18 For ye are not come unto the mount that might be touched, and that burned with fire, nor unto blackness, and darkness, and tempest,
Want gij zijt niet gekomen tot den tastelijken berg, en het brandende vuur, en donkerheid, en duisternis, en onweder,
19 And the sound of a trumpet, and the voice of words; which [voice] they that heard intreated that the word should not be spoken to them any more:
En tot het geklank der bazuin, en de stem der woorden; welke die ze hoorden, baden, dat het woord tot hen niet meer zou gedaan worden.

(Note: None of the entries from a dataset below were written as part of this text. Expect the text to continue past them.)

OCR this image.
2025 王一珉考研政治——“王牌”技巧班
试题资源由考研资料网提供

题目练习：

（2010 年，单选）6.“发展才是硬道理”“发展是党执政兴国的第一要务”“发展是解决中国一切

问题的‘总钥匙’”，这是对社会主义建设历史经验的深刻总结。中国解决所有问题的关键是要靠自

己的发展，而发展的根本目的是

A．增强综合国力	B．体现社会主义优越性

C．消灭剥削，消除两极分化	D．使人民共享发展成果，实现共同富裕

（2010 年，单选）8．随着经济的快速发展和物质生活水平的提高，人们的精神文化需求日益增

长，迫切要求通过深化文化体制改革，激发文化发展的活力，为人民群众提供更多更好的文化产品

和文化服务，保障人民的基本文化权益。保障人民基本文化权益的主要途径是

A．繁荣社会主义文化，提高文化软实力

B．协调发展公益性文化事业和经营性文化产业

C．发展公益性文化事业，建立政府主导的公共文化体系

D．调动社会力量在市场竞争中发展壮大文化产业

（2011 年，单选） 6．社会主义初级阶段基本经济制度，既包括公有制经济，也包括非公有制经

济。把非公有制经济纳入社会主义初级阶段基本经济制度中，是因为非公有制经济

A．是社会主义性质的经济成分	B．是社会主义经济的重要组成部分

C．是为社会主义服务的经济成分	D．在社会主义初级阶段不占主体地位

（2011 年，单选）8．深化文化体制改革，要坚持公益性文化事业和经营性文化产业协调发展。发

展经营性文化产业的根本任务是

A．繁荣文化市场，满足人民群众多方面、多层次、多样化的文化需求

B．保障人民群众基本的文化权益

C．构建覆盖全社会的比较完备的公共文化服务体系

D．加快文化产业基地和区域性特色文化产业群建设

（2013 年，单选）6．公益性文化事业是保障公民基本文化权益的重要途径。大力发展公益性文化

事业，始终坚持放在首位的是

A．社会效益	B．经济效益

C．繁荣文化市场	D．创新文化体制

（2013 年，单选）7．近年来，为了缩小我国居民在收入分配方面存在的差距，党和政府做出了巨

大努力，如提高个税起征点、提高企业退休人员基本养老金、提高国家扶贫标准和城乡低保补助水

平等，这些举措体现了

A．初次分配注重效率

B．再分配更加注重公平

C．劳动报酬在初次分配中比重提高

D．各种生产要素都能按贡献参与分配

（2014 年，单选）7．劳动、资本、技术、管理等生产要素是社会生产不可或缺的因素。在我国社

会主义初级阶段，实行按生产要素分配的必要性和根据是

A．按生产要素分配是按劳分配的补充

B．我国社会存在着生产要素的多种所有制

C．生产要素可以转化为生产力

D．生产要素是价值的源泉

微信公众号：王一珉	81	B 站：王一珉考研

20 (For they could not endure that which was commanded, And if so much as a beast touch the mountain, it shall be stoned, or thrust through with a dart:
(Want zij konden niet dragen, hetgeen er geboden werd: Indien ook een gedierte den berg aanraakt, het zal gestenigd of met een pijl doorschoten worden.
21 And so terrible was the sight, [that] Moses said, I exceedingly fear and quake: )
En Mozes, zo vreselijk was het gezicht, zeide: Ik ben gans bevreesd en bevende).
22 But ye are come unto mount Sion, and unto the city of the living God, the heavenly Jerusalem, and to an innumerable company of angels,
Maar gij zijt gekomen tot den berg Sion, en de stad des levenden Gods, tot het hemelse Jeruzalem, en de vele duizenden der engelen;
23 To the general assembly and church of the firstborn, which are written in heaven, and to God the Judge of all, and to the spirits of just men made perfect,
Tot de algemene vergadering en de Gemeente der eerstgeborenen, die in de hemelen opgeschreven zijn, en tot God, den Rechter over allen, en de geesten der volmaakte rechtvaardigen;
24 And to Jesus the mediator of the new covenant, and to the blood of sprinkling, that speaketh better things than [that of] Abel.
En tot den Middelaar des nieuwen testaments, Jezus, en het bloed der besprenging, dat betere dingen spreekt dan Abel.
25 See that ye refuse not him that speaketh. For if they escaped not who refused him that spake on earth, much more [shall not] we [escape], if we turn away from him that [speaketh] from heaven:
Ziet toe, dat gij Dien, Die spreekt, niet verwerpt; want indien dezen niet zijn ontvloden, die dengene verwierpen, welke op aarde Goddelijke antwoorden gaf, veelmeer zullen wij niet ontvlieden, zo wij ons van Dien afkeren, Die van de hemelen is;
26 Whose voice then shook the earth: but now he hath promised, saying, Yet once more I shake not the earth only, but also heaven.
Wiens stem toen de aarde bewoog; maar nu heeft Hij verkondigd, zeggende: Nog eenmaal zal Ik bewegen niet alleen de aarde, maar ook den hemel.
27 And this [word], Yet once more, signifieth the removing of those things that are shaken, as of things that are made, that those things which cannot be shaken may remain.
En dit woord: Nog eenmaal, wijst aan de verandering der bewegelijke dingen, als welke gemaakt waren, opdat blijven zouden de dingen, die niet bewegelijk zijn.
28 Wherefore we receiving a kingdom which cannot be moved, let us have grace, whereby we may serve God acceptably with reverence and godly fear:
Daarom, alzo wij een onbewegelijk Koninkrijk ontvangen, laat ons de genade vast houden, door dewelke wij welbehagelijk Gode mogen dienen, met eerbied en godvruchtigheid.
29 For our God [is] a consuming fire.
Want onze God is een verterend vuur.